Das preußische Herrenhaus in Berlin nimmt die Wahlrechtsreform mit 140 zu 94 Stimmen an.

Andrew Fisher von der australischen Labour Party wird neuer Ministerpräsident als Nachfolger von Alfred Deakin. Bei den Parlamentswahlen am 13. April hatte die Arbeiterpartei den Sieg über die liberal-konservative Koalition unter Deakin errungen.

30.4.1910, Samstag

In Nürnberg wird der erste Parteitag der Fortschrittlichen Volkspartei in Bayern eröffnet. Er dauert bis zum 1. Mai.

Das Storting, das norwegische Parlament in Kristiania (Oslo), beschließt die Einführung des allgemeinen Frauenstimmrechts bei den Kommunalwahlen.
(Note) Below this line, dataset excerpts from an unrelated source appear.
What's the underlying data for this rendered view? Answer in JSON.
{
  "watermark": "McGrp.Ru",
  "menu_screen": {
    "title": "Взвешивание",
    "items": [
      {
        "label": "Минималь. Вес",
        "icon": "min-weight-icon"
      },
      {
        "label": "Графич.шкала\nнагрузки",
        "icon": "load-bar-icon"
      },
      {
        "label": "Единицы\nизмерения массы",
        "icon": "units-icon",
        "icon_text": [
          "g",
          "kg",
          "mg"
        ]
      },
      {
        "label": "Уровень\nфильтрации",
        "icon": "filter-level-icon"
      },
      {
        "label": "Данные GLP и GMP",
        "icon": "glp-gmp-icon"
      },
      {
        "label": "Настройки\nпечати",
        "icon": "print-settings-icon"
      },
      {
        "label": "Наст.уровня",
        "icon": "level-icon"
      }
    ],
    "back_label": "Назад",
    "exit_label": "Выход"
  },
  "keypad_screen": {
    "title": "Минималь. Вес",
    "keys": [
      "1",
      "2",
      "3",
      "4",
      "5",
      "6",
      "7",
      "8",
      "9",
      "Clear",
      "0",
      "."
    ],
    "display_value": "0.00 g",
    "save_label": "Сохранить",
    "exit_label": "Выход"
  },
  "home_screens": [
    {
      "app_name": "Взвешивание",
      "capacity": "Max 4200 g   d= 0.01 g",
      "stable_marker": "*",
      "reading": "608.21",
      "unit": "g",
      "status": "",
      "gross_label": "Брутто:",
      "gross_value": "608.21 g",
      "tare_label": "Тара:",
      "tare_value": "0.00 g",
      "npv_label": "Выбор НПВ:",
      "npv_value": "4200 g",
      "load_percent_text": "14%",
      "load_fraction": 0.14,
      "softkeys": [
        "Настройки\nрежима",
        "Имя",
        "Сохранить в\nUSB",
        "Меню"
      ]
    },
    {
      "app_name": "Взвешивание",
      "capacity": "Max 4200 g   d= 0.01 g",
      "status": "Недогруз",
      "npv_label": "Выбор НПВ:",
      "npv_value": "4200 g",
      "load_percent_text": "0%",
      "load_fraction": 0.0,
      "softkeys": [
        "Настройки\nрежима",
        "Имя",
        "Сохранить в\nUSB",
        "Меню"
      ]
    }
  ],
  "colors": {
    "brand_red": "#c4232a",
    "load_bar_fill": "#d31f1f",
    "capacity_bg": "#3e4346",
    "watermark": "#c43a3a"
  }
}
Bisher hatten die Norwegerinnen nur ein beschränktes Wahlrecht.

In Berlin tritt unter dem Vorsitz von Oberbürgermeister Martin Kirschner der Vorstand des Deutschen Städtetags zusammen. Er beschließt, an den Deutschen Reichstag eine Eingabe gegen die Reichswertzuwachssteuer zu richten. Dieses Gesetzesvorhaben sieht die Besteuerung des Wertzuwachses von Grundstücken vor. Die Steuern sollen jedoch nicht an die Gemeinden, sondern an das Reich entrichtet werden.